Broadcom has been one of the quieter stars of the AI hardware boom. The chipmaker's stock has climbed roughly 50% over the past 12 months, riding a wave of demand for the specialized silicon that powers artificial intelligence infrastructure — and Wall Street is now debating whether the run still has legs heading into 2026, according to TIKR.com.

Adding fuel to that optimism, Yahoo Finance reports that a $35 billion AI infrastructure platform plan has reinforced the case for Broadcom as a long-term growth stock. The scale of that commitment signals that the companies building out AI data centers are not slowing down, and Broadcom — which supplies networking chips and custom AI accelerators — stands to benefit directly.

Broadcom trades under the ticker AVGO and has positioned itself as a key picks-and-shovels play in the AI buildout, meaning it sells critical components to whoever ends up winning the AI race rather than betting on a single application or model.

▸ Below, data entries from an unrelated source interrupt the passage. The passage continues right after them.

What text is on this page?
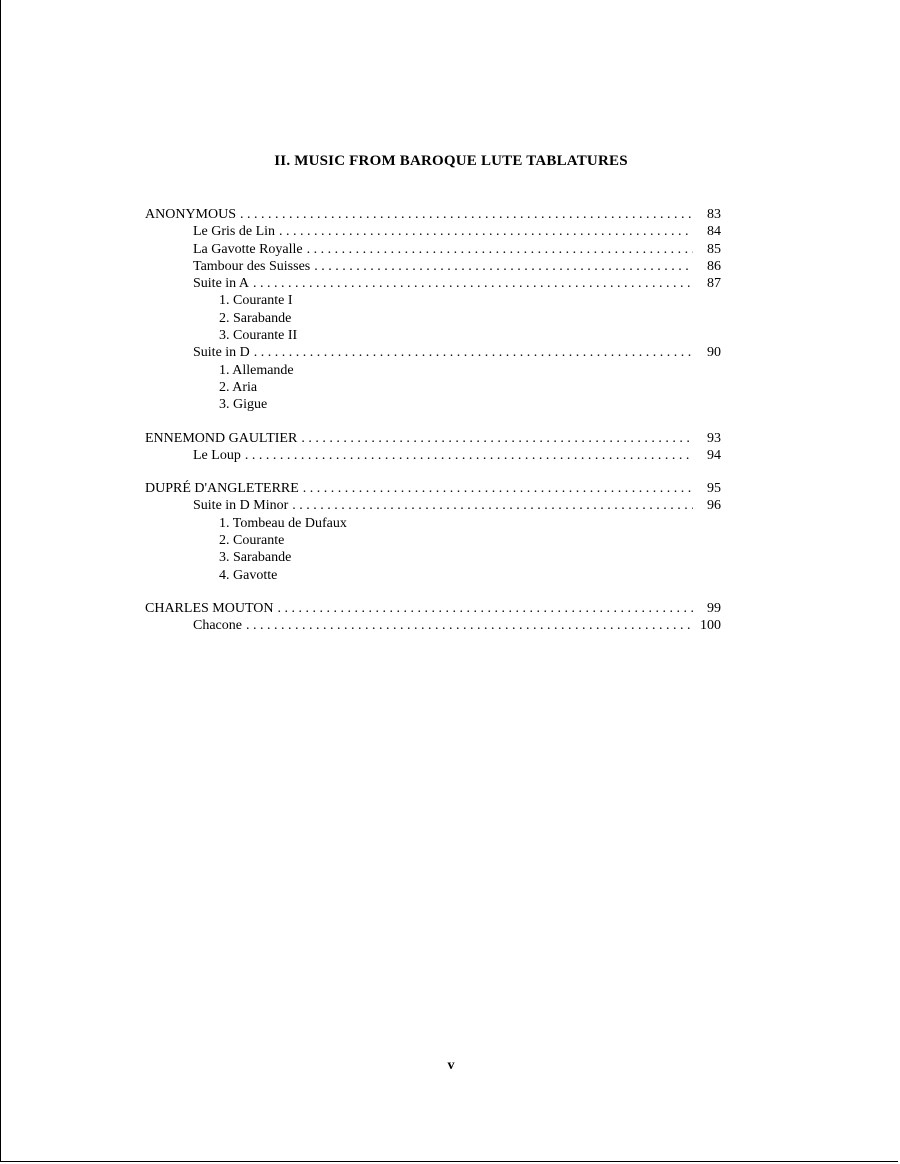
II. MUSIC FROM BAROQUE LUTE TABLATURES
ANONYMOUS . . .	83
Le Gris de Lin . . .	84
La Gavotte Royalle . . .	85
Tambour des Suisses . . .	86
Suite in A . . .	87
1. Courante I
2. Sarabande
3. Courante II
Suite in D . . .	90
1. Allemande
2. Aria
3. Gigue
ENNEMOND GAULTIER . . .	93
Le Loup . . .	94
DUPRÉ D'ANGLETERRE . . .	95
Suite in D Minor . . .	96
1. Tombeau de Dufaux
2. Courante
3. Sarabande
4. Gavotte
CHARLES MOUTON . . .	99
Chacone . . .	100
v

The central question for investors is durability. A 50% gain in a single year raises the stakes: the stock needs continued earnings growth to justify its current price, and that growth depends on AI infrastructure spending holding up.

Why it matters: Broadcom's trajectory is a useful barometer for how seriously the tech industry is investing in AI hardware — if big spenders are committing tens of billions to infrastructure, the underlying chip demand that has powered Broadcom's rally is likely far from over.